大きな胸を隠す貝殻が実に目に毒だ。泳ぐたびに揺れる。
額の目を開くと隠された場所が丸見えになった。ムフフ。
「それでヒューマンさんは、海藻を採って何をしているのですか?」
「これは食べるために取っているのだ」
「へぇ、地上の人間が海藻を食べるなんて初めて聞きました」
この世界では海藻を食す習慣がないようだ。
とは言っても、地球でもよく食べているのは日本人くらいだがな。
「お前達は食べないのか?」
「もちろん食べます。主食は海藻ですし。魚だって時々食べたりします」
雑食と言うことか。
下半身は魚類のように見えるが、やはり人種族とみた方が良さそうだ。
よく見ると真珠の首飾りや腕輪などつけており、高度な文明の恩恵を受けているようにも見える。特に右手に持った三つ叉の槍は、熟練の鍛冶職人が造ったように切れ味が良さそうに見えた。
「海にはマーメイドの国があるのか?」
「はい。
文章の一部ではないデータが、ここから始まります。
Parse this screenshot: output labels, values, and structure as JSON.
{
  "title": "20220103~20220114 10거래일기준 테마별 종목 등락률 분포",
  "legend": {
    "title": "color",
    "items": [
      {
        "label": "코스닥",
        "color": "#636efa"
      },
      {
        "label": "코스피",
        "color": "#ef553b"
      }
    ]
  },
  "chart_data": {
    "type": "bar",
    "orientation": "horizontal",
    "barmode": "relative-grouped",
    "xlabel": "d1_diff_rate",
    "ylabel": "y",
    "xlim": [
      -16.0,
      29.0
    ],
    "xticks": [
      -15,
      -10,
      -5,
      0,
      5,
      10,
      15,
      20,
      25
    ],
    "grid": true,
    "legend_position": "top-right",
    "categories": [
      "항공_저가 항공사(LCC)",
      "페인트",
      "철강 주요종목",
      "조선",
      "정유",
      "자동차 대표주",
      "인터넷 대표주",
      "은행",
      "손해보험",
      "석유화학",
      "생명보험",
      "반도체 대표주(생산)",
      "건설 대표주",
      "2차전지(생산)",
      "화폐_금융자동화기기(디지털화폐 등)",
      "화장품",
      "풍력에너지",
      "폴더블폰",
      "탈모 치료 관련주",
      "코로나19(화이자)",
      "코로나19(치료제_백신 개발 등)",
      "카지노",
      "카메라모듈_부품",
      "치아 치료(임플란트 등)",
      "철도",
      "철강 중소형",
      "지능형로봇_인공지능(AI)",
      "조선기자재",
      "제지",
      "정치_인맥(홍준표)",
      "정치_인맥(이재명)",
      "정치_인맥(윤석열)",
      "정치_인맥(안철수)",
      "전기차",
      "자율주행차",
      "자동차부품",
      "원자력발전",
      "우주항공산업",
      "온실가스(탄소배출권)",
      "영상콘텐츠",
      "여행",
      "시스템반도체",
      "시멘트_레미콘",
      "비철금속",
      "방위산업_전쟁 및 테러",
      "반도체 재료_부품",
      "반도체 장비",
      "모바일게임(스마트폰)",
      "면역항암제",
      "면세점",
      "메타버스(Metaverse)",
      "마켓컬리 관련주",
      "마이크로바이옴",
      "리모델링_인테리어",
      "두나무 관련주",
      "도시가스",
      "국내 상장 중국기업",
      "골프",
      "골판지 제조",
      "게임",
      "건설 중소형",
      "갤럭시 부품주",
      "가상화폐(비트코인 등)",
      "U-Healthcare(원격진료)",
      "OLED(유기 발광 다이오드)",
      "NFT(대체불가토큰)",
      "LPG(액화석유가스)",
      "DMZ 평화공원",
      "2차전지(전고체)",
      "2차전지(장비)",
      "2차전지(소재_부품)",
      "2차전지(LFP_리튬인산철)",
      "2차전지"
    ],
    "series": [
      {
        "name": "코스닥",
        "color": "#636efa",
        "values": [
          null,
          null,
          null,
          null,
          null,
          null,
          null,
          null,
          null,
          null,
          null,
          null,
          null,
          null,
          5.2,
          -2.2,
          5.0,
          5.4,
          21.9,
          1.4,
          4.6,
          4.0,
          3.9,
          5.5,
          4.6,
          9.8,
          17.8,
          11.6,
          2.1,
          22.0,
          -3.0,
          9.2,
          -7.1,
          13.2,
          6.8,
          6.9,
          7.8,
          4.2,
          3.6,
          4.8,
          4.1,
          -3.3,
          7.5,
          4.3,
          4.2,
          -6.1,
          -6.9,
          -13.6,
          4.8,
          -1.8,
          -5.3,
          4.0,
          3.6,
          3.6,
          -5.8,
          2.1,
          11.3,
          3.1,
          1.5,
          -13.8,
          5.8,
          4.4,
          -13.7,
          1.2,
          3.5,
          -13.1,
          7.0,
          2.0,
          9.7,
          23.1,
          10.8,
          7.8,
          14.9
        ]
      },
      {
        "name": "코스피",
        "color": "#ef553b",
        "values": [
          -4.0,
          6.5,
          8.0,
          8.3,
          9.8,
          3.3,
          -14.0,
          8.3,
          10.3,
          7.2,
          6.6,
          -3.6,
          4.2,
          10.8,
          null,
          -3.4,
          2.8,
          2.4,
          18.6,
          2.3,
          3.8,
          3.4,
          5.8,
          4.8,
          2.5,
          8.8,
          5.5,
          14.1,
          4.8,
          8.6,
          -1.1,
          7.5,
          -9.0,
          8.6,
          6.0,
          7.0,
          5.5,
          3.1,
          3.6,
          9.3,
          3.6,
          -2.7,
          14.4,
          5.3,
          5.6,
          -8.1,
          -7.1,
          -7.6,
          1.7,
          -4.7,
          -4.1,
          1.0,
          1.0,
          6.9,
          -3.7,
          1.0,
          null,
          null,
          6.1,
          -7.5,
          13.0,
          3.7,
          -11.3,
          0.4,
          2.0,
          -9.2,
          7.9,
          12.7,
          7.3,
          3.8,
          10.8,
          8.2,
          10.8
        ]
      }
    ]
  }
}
私が住んでいるのはポセディアンという国ですが、他にもいくつかの国があったりします。地上にも国があるのでしょ?」
「うむ、儂はローガス王国という国から来たのだ。名前を言っていなかったが、儂は田中真一だ」
「私はソフィア・ビネ。田中真一ですね、覚えておきます。また何処かで会えたら良いですね」
ソフィアは儂の頬にキスをすると、軽くウィンクをしてから去って行った。
海の中なのだが、彼女が近くに来たときに甘い香りがした。
水中適応スキルとはなかなか有能だったようだ。
「おっと、そろそろ戻らないといけないな」
儂は仲間を待たせていることを思い出して、急いで地上へと戻ることにした。